By setting private rates, practices can:
Sustain small caseloads
Avoid overbooking
Hire experienced clinicians
Invest in continued education
Maintain high-quality service
4. Relationship-Based, Not Volume-Based Care
Insurance-based models often require higher caseloads to stay financially viable.
Out-of-network practices can:
Keep smaller caseloads
Offer consistent scheduling
Provide longer sessions when appropriate
Build deeper relationships
Prioritize continuity of care
For many families, this is one of the biggest differences they notice.
But What About Cost?
This is the part that matters most.
When a practice does not take insurance:
You pay the practice directly.
You may be able to submit a superbill to your insurance for out-of-network reimbursement.
Reimbursement depends entirely on your individual plan.
Some plans reimburse a significant portion. Some reimburse partially. Some do not cover out-of-network services at all.
It’s important to:
Call your insurance company
Ask about “out-of-network speech therapy benefits”
Ask about deductible, reimbursement percentage, and allowed amount
We always encourage families to gather this information so they can make an informed decision.
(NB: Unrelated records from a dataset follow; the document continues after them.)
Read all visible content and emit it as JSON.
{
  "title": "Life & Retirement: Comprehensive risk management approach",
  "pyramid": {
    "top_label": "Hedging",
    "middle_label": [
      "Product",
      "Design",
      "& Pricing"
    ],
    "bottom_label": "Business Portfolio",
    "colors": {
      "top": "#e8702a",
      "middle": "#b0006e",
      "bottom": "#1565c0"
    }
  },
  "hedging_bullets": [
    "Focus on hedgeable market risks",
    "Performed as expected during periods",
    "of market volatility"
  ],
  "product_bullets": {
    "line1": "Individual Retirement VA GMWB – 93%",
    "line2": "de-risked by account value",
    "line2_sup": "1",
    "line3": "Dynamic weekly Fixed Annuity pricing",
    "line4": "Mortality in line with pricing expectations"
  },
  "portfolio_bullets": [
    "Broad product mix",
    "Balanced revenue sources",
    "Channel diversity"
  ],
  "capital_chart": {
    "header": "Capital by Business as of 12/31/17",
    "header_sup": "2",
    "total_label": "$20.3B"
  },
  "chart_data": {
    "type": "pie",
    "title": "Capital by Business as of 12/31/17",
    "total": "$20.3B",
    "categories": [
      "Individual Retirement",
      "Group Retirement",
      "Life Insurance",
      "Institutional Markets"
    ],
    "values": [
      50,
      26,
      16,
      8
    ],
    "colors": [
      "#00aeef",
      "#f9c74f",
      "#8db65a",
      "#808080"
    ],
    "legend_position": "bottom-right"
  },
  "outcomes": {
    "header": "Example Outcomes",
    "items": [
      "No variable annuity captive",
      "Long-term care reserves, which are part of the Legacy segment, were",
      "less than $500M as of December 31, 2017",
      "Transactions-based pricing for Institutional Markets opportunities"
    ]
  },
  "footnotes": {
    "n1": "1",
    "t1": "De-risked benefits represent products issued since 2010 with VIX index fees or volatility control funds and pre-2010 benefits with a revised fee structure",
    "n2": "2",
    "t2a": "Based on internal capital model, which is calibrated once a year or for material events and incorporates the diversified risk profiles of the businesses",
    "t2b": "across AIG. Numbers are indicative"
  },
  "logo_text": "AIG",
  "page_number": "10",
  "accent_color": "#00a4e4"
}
Is One Model Better Than the Other?
Not necessarily.
In-network therapy can be a wonderful option for many families. There are excellent providers who work within insurance systems and do incredible work.
An out-of-network practice is simply a different model. It prioritizes:
Autonomy
Flexibility
Clinical decision-making
Individualized care
Sustainability of small, specialized teams
The right choice depends on your family’s needs, priorities, and financial situation.
What You’re Really Choosing
When you choose an out-of-network private practice, you’re often choosing:
A smaller, more personal experience
Direct access to experienced clinicians
Collaboration and parent coaching
Flexible treatment planning
Therapy that focuses on real-life carryover
A relationship-centered approach
For many families, that investment feels aligned with their goals.
For others, using insurance coverage is the right fit.
Both are valid.
Transparency Matters
We believe families deserve clarity—not confusion—around this topic.
If you ever have questions about:
Fees
Out-of-network reimbursement
How to submit claims
Whether services are a good fit
Ask. The right practice will walk you through it.
Because at the end of the day, speech therapy isn’t just about coverage.
It’s about connection.
It’s about growth.
It’s about meaningful communication in real life.